From the structure of the code, the general principle is that the serial port interrupt is closed when there is no data to send. When there is data to be sent, first prepare the data and store it in an array, and then call the sending function. The content of the sending function is to open the interrupt of the serial port (ES=1), clear the sending completion flag (TI = 0), put the first data to be sent into the register (SBUF = dat[0]), and put The simulated sending data address points to the second byte sent (because the first one has already been sent), and then just wait for the interrupt. Every time a byte is sent, the serial port will enter the interrupt function.
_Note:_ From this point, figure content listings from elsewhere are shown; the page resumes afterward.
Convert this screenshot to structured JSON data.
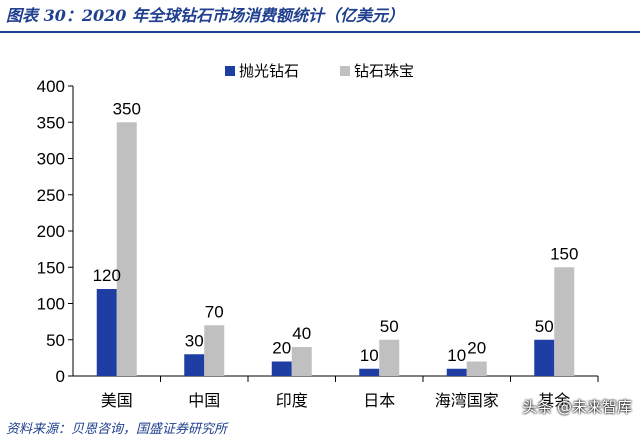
{
  "header": {
    "title": "图表 30：2020 年全球钻石市场消费额统计（亿美元）"
  },
  "footer": {
    "source": "资料来源：贝恩咨询，国盛证券研究所"
  },
  "watermark": {
    "text": "头条 @未来智库"
  },
  "colors": {
    "series_1": "#1f3ea3",
    "series_2": "#c0c0c0",
    "axis": "#000000"
  },
  "chart_data": {
    "type": "bar",
    "categories": [
      "美国",
      "中国",
      "印度",
      "日本",
      "海湾国家",
      "其余"
    ],
    "series": [
      {
        "name": "抛光钻石",
        "values": [
          120,
          30,
          20,
          10,
          10,
          50
        ]
      },
      {
        "name": "钻石珠宝",
        "values": [
          350,
          70,
          40,
          50,
          20,
          150
        ]
      }
    ],
    "ylim": [
      0,
      400
    ],
    "yticks": [
      0,
      50,
      100,
      150,
      200,
      250,
      300,
      350,
      400
    ],
    "legend": "top-center",
    "grid": false,
    "data_labels": true
  }
}
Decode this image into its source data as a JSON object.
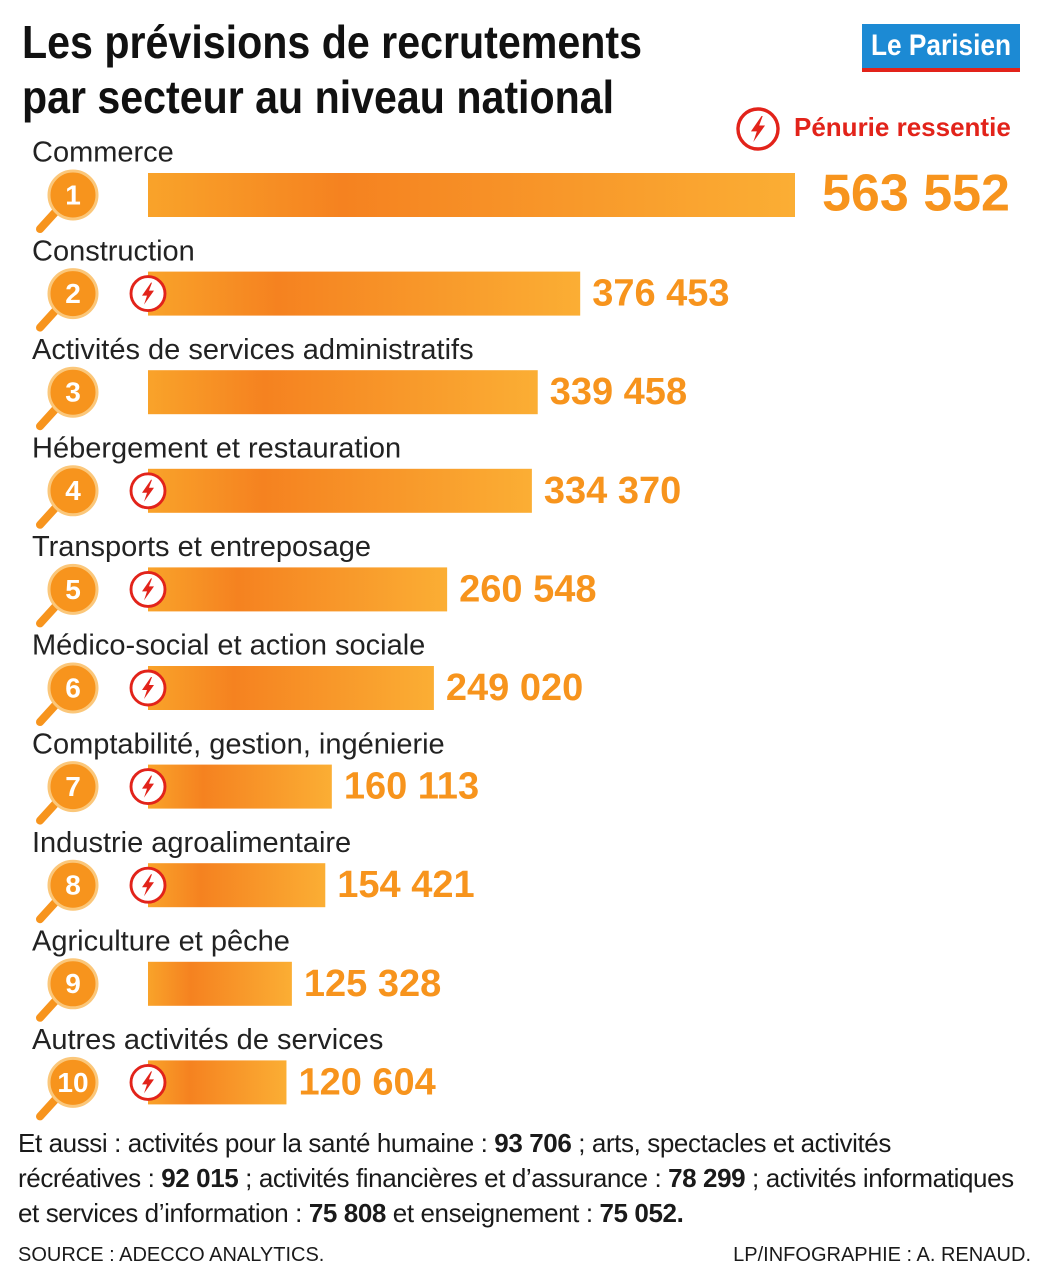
{
  "chart_data": {
    "type": "bar",
    "orientation": "horizontal",
    "title": [
      "Les prévisions de recrutements",
      "par secteur au niveau national"
    ],
    "logo": "Le Parisien",
    "legend": "Pénurie ressentie",
    "color": "#f7941d",
    "shortage_color": "#e2231a",
    "categories": [
      "Commerce",
      "Construction",
      "Activités de services administratifs",
      "Hébergement et restauration",
      "Transports et entreposage",
      "Médico-social et action sociale",
      "Comptabilité, gestion, ingénierie",
      "Industrie agroalimentaire",
      "Agriculture et pêche",
      "Autres activités de services"
    ],
    "ranks": [
      "1",
      "2",
      "3",
      "4",
      "5",
      "6",
      "7",
      "8",
      "9",
      "10"
    ],
    "values": [
      563552,
      376453,
      339458,
      334370,
      260548,
      249020,
      160113,
      154421,
      125328,
      120604
    ],
    "value_labels": [
      "563 552",
      "376 453",
      "339 458",
      "334 370",
      "260 548",
      "249 020",
      "160 113",
      "154 421",
      "125 328",
      "120 604"
    ],
    "shortage": [
      false,
      true,
      false,
      true,
      true,
      true,
      true,
      true,
      false,
      true
    ],
    "note": [
      {
        "text": "Et aussi : activités pour la santé humaine : ",
        "bold": false
      },
      {
        "text": "93 706",
        "bold": true
      },
      {
        "text": " ; arts, spectacles et activités récréatives : ",
        "bold": false
      },
      {
        "text": "92 015",
        "bold": true
      },
      {
        "text": " ; activités financières et d’assurance : ",
        "bold": false
      },
      {
        "text": "78 299",
        "bold": true
      },
      {
        "text": " ; activités informatiques et services d’information : ",
        "bold": false
      },
      {
        "text": "75 808",
        "bold": true
      },
      {
        "text": " et enseignement : ",
        "bold": false
      },
      {
        "text": "75 052.",
        "bold": true
      }
    ],
    "source": "SOURCE : ADECCO ANALYTICS.",
    "credit": "LP/INFOGRAPHIE : A. RENAUD."
  }
}
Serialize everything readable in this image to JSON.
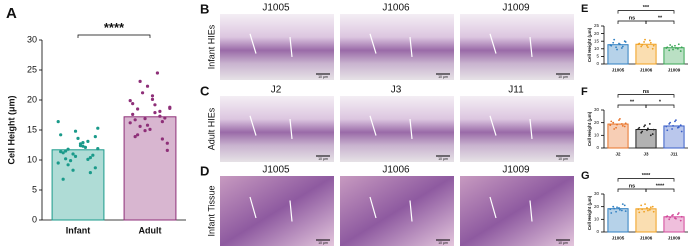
{
  "chart_data": [
    {
      "type": "bar",
      "panel": "A",
      "ylabel": "Cell Height (μm)",
      "categories": [
        "Infant",
        "Adult"
      ],
      "values": [
        11.7,
        17.2
      ],
      "colors": [
        "#1a9a8a",
        "#8e2f78"
      ],
      "ylim": [
        0,
        30
      ],
      "yticks": [
        0,
        5,
        10,
        15,
        20,
        25,
        30
      ],
      "significance": [
        "****"
      ],
      "points": [
        [
          9.5,
          10.2,
          11.0,
          12.4,
          13.1,
          8.7,
          14.2,
          11.8,
          10.6,
          12.9,
          7.9,
          15.3,
          11.2,
          9.9,
          13.6,
          12.1,
          10.8,
          16.4,
          11.5,
          8.3,
          12.7,
          10.1,
          13.9,
          11.4,
          9.2,
          14.8,
          12.3,
          10.4,
          11.9,
          6.8
        ],
        [
          16.2,
          18.5,
          14.9,
          20.1,
          17.3,
          12.8,
          19.4,
          15.6,
          22.3,
          17.9,
          13.5,
          18.8,
          16.7,
          21.2,
          15.1,
          24.5,
          17.0,
          19.9,
          14.2,
          16.9,
          20.7,
          18.1,
          11.6,
          17.6,
          23.1,
          15.8,
          19.2,
          16.4,
          18.6,
          13.9
        ]
      ]
    },
    {
      "type": "bar",
      "panel": "E",
      "ylabel": "Cell Height (μm)",
      "categories": [
        "J1005",
        "J1006",
        "J1009"
      ],
      "values": [
        12.7,
        13.0,
        10.7
      ],
      "colors": [
        "#2f7fc1",
        "#f0a020",
        "#3aa655"
      ],
      "ylim": [
        0,
        25
      ],
      "yticks": [
        0,
        5,
        10,
        15,
        20,
        25
      ],
      "significance": [
        "ns",
        "**",
        "***"
      ],
      "points": [
        [
          12.5,
          14,
          11,
          13.5,
          10.5,
          15,
          12,
          16,
          9.5,
          13,
          11.5,
          14.5
        ],
        [
          13,
          11.5,
          14.5,
          12,
          15.5,
          10,
          13.5,
          12.5,
          16,
          11,
          14,
          12
        ],
        [
          10.5,
          9,
          11.5,
          12,
          10,
          8.5,
          11,
          12.5,
          9.5,
          10.5,
          13,
          11
        ]
      ]
    },
    {
      "type": "bar",
      "panel": "F",
      "ylabel": "Cell Height (μm)",
      "categories": [
        "J2",
        "J3",
        "J11"
      ],
      "values": [
        18.9,
        14.6,
        17.4
      ],
      "colors": [
        "#e8742a",
        "#222222",
        "#3a5fc8"
      ],
      "ylim": [
        0,
        30
      ],
      "yticks": [
        0,
        10,
        20,
        30
      ],
      "significance": [
        "**",
        "*",
        "ns"
      ],
      "points": [
        [
          18,
          20,
          16,
          22,
          19,
          17,
          21,
          15,
          18.5,
          23,
          17.5,
          19.5
        ],
        [
          15,
          12,
          17,
          14,
          19,
          11,
          16,
          13,
          18,
          15.5,
          10,
          14.5
        ],
        [
          17,
          19,
          15,
          21,
          16,
          18,
          14,
          20,
          17.5,
          22,
          16.5,
          13
        ]
      ]
    },
    {
      "type": "bar",
      "panel": "G",
      "ylabel": "Cell Height (μm)",
      "categories": [
        "J1005",
        "J1006",
        "J1009"
      ],
      "values": [
        18.4,
        18.3,
        12.0
      ],
      "colors": [
        "#2f7fc1",
        "#f0a020",
        "#d2489a"
      ],
      "ylim": [
        0,
        30
      ],
      "yticks": [
        0,
        10,
        20,
        30
      ],
      "significance": [
        "ns",
        "****",
        "****"
      ],
      "points": [
        [
          18,
          20,
          16,
          19,
          17,
          21,
          15,
          18.5,
          19.5,
          17.5,
          22,
          16.5
        ],
        [
          18,
          21,
          16,
          19,
          17.5,
          20,
          15.5,
          18,
          22,
          17,
          19.5,
          16
        ],
        [
          12,
          10,
          13,
          11,
          14,
          9,
          12.5,
          11.5,
          13.5,
          10.5,
          15,
          12
        ]
      ]
    }
  ],
  "micrographs": [
    {
      "panel": "B",
      "row_label": "Infant HIEs",
      "titles": [
        "J1005",
        "J1006",
        "J1009"
      ],
      "scale": "10 μm"
    },
    {
      "panel": "C",
      "row_label": "Adult HIEs",
      "titles": [
        "J2",
        "J3",
        "J11"
      ],
      "scale": "10 μm"
    },
    {
      "panel": "D",
      "row_label": "Infant Tissue",
      "titles": [
        "J1005",
        "J1006",
        "J1009"
      ],
      "scale": "10 μm"
    }
  ]
}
In the interrupt function, first judge whether it is a sending interrupt (the sending interrupt and receiving interrupt of the 51-core serial port use the same interrupt vector). Make sure to clear the interrupt after sending the interrupt. Mark, and then continue to put the next data to be sent (SBUF = WIFI_TX_DATA[TX_CNT++];) and the data address to be sent is shifted back. Judge whether all the data to be sent has been sent, and then close the serial port interrupt after sending. In this way, one frame of data is sent perfectly and the efficiency is improved!

The above method is just a simple process, the detection length is a fixed length of 14 bytes, if it is an indefinite length detection, it can be modified according to the actual situation. There is another problem that I haven't dealt with here but need to pay attention to, that is, there is a situation that needs to be considered, when a frame of data has not been sent, a new frame of data needs to be sent. In this case, the storage method needs to be modified. A note here, the solution is to store the data that needs to be sent into a relatively large array, and then assign two pointers to this array, namely the head pointer (p) and the tail pointer (q), each time you send First judge whether it is (p=q) If it is, it will prove that the previous data has been sent, and now it can be unimpeded; if they are not equal, continue to store and move the position of the tail pointer q back at the same time (if it overflows, then Just go back and chant—the way to loop an array).